Sebilah Parang Anak Pedalaman
            Setelahnya kami dari SMA hari perdana, kami lanjutkan ukiran langkah kecil karya kami menuju SMP N Ilugwa sekitar 10.00 WIT. SMP Tak jauh pula, dari basecamp kami hanya berjarak 50 meter namun dengan arah yang berlawanan dengan SMA. Hanya terlihat seorang bertopi dengan kulit dan berwajah khas Papua. Sebatang kayu ditangannya, pria bertopi dengan senjata tongkat pendeknya. Adalah Pak Lakianus, begitulah nama yang terucap dari suara beliau dengan bibir tebalnya, saat berkenalan dengan kami, hehehe.
            Satu satunya guru yang ada. Bak penjaga villa di perbukitan pariwisata, aduh mamaa, hahaha. Dengan wajah khas timurnya yang menurut kami “sedikit seram”, disapalah anak-anak SMP yang sedang asik bermain bola dilapangan depan sekolah. Seperti memang sudah menjadi suara alarm saat teriakan beliau menolehkan semua muka hitam anak-anak pedalaman berseragam. Berkumpullah mereka di halaman sekolah depan kantor dengan Pak Lakianus sebagai Instrukturnya. Kami pun semua disuruh untuk memperkenalkan diri dengan jaket SM-3T yang masih melekat dibadan kami. Jumlah siswa SMP N Ilugwa hampir sama dengan total kelas 1 di SMP Swasta di Jawa.

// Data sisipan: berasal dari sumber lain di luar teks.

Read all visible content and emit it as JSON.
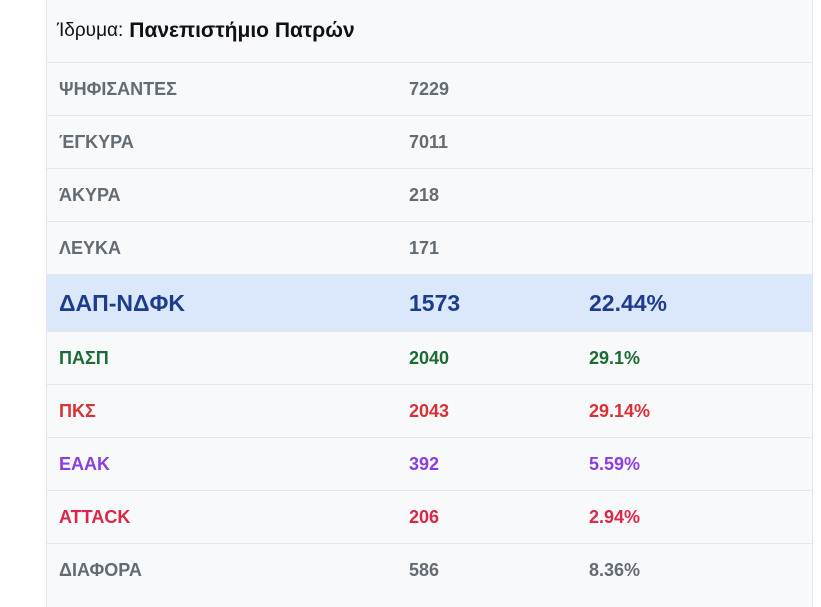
{
  "institution": {
    "label": "Ίδρυμα:",
    "name": "Πανεπιστήμιο Πατρών"
  },
  "stats": [
    {
      "label": "ΨΗΦΙΣΑΝΤΕΣ",
      "value": "7229"
    },
    {
      "label": "ΈΓΚΥΡΑ",
      "value": "7011"
    },
    {
      "label": "ΆΚΥΡΑ",
      "value": "218"
    },
    {
      "label": "ΛΕΥΚΑ",
      "value": "171"
    }
  ],
  "results": [
    {
      "party": "ΔΑΠ-ΝΔΦΚ",
      "votes": "1573",
      "percent": "22.44%",
      "color": "#1d3c8f"
    },
    {
      "party": "ΠΑΣΠ",
      "votes": "2040",
      "percent": "29.1%",
      "color": "#1b6b34"
    },
    {
      "party": "ΠΚΣ",
      "votes": "2043",
      "percent": "29.14%",
      "color": "#d93236"
    },
    {
      "party": "ΕΑΑΚ",
      "votes": "392",
      "percent": "5.59%",
      "color": "#8b3ee0"
    },
    {
      "party": "ATTACK",
      "votes": "206",
      "percent": "2.94%",
      "color": "#dc2547"
    },
    {
      "party": "ΔΙΑΦΟΡΑ",
      "votes": "586",
      "percent": "8.36%",
      "color": "#636b73"
    }
  ]
}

            Uwauuwww.... amazing. Alangkah terkejutnya kami ber-7. Hampir 90% dari mereka membawa sebilah parang dengan panjang kurang lebih 1 meter. 70% menakutkan sisanya terlihat unik, hahaha. Menurut informasi dari angkatan sebelumnya yang mengajar di SMP Ilugwa bahwa itu hal yang biasa dan setiap hari mereka pasti akan membawa senjata tajam tanpa sarung. Sebagai alat untuk mencari kayu bakar sepulang sekolah, untuk memasak dirumah bersama keluarga mereka. Sungguh-sungguh me-na-kut-kan, upz... salah, me-nga-gum-kan, hihihi. J
            Saya bersyukur ada Pak Lakianus yang menemani. Mungkin akan berbeda cerita jika hanya kami yang tiba-tiba datang menghampiri puluhan anak bersenjata tajam tanpa keamanan yang menemani, hahaha. Dan berkumpullah kami semua di aula SMP dengan ukuran sekitar 6x8 meter. Semakin mendekat semakin sedikit gemetar tubuh ini merasa, hahaha. mereka melihat kami seperti melihat pertarungan King Khong dengan Dinosaurus dalam filmnya, hahaha. Tatapan tajam muka khas Timur Nusantara, terbuka mata seluas-luasnya, serta tanpa kerut diwajah. Seakan membuat kami merasa seperti pahlawan yang turun menyelamatkan manusia kelaparan di Negeri Ethiopia Afrika. Hahaha, Subhanallaah.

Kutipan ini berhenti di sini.